Persaingan teknologi dan informasi yang dimaksud adalah internet. Internet (interconnection networking) merupakan koneksi antar jaringan komputer terbesar dan terbanyak di seluruh dunia yang dapat dilakukan oleh siapapun tanpa batasan tempat dan waktu. Internet memang telah menjadi fenomena menakjubkan yang bekerja supercepat. Akibatnya seluruh sudut dan pelosok negara dapat dicapai dalam hitungan menit bahkan detik.
Pertumbuhan jumlah pemakai internet di Indonesia setiap tahun mengalami pertumbuhan yang signifikan. Berdasarkan informasi yang diperoleh dari situs Asosiasi Penyelenggara Jasa Internet Indonesia jumlah jumlah pelanggan dan pemakai internet di Indonesia secara berurutan sesuai dengan tabel berikut ini :
Tabel 1. Perkembangan Jumlah Pelanggan & Pengguna i-net di Indonesia Tahun 2000 2001 2002 2003 2004 2005 2006 2007 2008 2009
Pelanggan 400.000 581.000 667.002 865.706 1.087.428 1.598.567 1.895.556 2.387.778 2.532.669 2.790.609
Pengguna 1.900.000 4.232.045 4.505.880 8.080.534 11.226.143 16.988.749 21.563.755 23.885.324 25.547.009 27.876.445
Sumber : www.apjii.co.id (2010)
Berdasarkan informasi tersebut dapat dilihat bahwa terjadi lonjakan pengguna internet dari tahun ke tahun. Peningkatan jumlah pemakai juga disertai dengan meningkatnya jumlah pelanggan internet, setiap tahunnya jumlah pelanggan internet juga mengalami kenaikan.
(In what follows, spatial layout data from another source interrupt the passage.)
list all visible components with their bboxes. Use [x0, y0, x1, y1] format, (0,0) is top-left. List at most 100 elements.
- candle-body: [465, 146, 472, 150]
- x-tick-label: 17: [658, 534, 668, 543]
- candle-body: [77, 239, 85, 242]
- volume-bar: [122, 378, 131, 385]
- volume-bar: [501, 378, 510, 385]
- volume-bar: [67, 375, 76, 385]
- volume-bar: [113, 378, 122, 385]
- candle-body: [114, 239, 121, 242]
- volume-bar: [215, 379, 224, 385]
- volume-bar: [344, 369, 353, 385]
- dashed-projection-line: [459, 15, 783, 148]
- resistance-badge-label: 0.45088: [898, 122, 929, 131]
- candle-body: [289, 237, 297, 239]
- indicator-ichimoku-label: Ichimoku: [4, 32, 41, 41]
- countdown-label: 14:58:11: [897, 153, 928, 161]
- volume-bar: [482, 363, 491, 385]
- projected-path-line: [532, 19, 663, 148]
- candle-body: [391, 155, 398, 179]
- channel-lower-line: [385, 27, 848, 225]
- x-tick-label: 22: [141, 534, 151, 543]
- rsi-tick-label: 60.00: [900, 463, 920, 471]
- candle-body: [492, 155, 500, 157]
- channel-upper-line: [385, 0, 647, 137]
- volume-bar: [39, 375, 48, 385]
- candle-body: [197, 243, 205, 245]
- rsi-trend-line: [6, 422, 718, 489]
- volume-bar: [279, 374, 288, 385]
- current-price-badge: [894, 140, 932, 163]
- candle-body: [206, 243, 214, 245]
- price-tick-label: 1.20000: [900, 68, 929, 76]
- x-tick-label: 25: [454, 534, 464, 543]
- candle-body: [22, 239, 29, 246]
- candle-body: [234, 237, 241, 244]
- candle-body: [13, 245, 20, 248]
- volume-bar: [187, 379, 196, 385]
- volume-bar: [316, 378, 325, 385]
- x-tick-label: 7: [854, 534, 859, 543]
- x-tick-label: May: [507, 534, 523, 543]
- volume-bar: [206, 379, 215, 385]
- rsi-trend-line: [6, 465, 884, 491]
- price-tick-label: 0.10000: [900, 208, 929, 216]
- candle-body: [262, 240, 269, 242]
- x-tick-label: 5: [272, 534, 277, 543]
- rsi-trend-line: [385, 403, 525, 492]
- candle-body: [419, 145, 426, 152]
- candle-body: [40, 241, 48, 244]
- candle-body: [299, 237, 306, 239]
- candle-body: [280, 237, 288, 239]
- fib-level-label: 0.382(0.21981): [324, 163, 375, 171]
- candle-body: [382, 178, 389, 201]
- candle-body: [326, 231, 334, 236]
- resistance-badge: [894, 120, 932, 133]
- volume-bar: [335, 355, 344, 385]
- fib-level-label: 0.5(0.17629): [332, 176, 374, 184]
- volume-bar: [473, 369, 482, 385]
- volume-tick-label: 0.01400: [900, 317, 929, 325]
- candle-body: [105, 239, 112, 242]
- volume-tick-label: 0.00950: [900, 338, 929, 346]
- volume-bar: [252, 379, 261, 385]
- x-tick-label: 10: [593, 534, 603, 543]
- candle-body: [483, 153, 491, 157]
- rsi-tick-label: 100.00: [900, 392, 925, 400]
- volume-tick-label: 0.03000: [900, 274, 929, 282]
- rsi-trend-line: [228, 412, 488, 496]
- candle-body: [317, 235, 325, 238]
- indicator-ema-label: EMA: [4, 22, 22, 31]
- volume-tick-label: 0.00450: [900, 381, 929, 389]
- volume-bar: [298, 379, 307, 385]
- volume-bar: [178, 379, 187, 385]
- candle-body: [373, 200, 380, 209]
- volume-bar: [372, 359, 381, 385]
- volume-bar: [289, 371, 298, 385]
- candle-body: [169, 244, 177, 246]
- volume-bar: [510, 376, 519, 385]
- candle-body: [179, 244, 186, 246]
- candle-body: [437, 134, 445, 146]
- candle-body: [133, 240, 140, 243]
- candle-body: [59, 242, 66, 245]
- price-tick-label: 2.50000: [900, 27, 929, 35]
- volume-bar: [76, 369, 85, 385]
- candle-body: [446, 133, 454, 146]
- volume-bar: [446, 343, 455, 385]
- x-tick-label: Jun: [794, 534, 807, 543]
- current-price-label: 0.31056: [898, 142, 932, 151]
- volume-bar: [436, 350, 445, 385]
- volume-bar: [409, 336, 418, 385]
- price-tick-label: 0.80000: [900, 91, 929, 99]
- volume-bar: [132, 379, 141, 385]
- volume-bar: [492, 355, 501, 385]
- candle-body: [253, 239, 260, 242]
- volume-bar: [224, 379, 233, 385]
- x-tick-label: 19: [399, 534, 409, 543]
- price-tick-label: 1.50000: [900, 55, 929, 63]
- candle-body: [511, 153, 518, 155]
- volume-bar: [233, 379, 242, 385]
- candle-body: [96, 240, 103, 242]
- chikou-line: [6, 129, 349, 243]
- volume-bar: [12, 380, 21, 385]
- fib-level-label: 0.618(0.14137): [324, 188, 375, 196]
Kecenderungan menggunakan internet sebagai media informasi juga terjadi di lingkungan pendidikan seperti di sekolah tinggi dan universitas, bahkan di antara institusi tersebut ada yang sudah on-line di internet sehingga memungkinkan mahasiswanya melakukan kegiatan administrasi maupun akademis via internet. Berdasarkan hasil temuan penelitian kuantitatif survei internet yang dilakukan oleh Detiknet (2009), pengguna mayoritas internet berasal dari kalangan orang yang
mempunyai motif dan sikap positif terhadap teknologi sebesar 24,7%, anak gaul sekitar 36%, eksekutif muda sebesar 13,7% dan sisanya lain-lain sebesar 25,6%. Informasi dikatakan berkualitas jika informasi tersebut memiliki keandalan dalam hal relevansi, akurasi, ketepatan waktu dan reliabilitas data. Untuk mendapatkan informasi yang benar-benar berkualitas maka komputerisasi merupakan alternatif yang dapat diimplementasikan dalam suatu sistem informasi. Keunggulan penggunaan sistem informasi yang berbasis komputer antara lain: dapat memproses sejumlah transaksi dengan cepat dan terintegrasi, dapat menyimpan dan mengambil data dalam jumlah besar, dapat mengurangi kesalahan matematis dan ketidaktelitian, menghasilkan laporan dengan tepat waktu dalam berbagai bentuk, serta dapat menjadi alat bantu pengambilan keputusan.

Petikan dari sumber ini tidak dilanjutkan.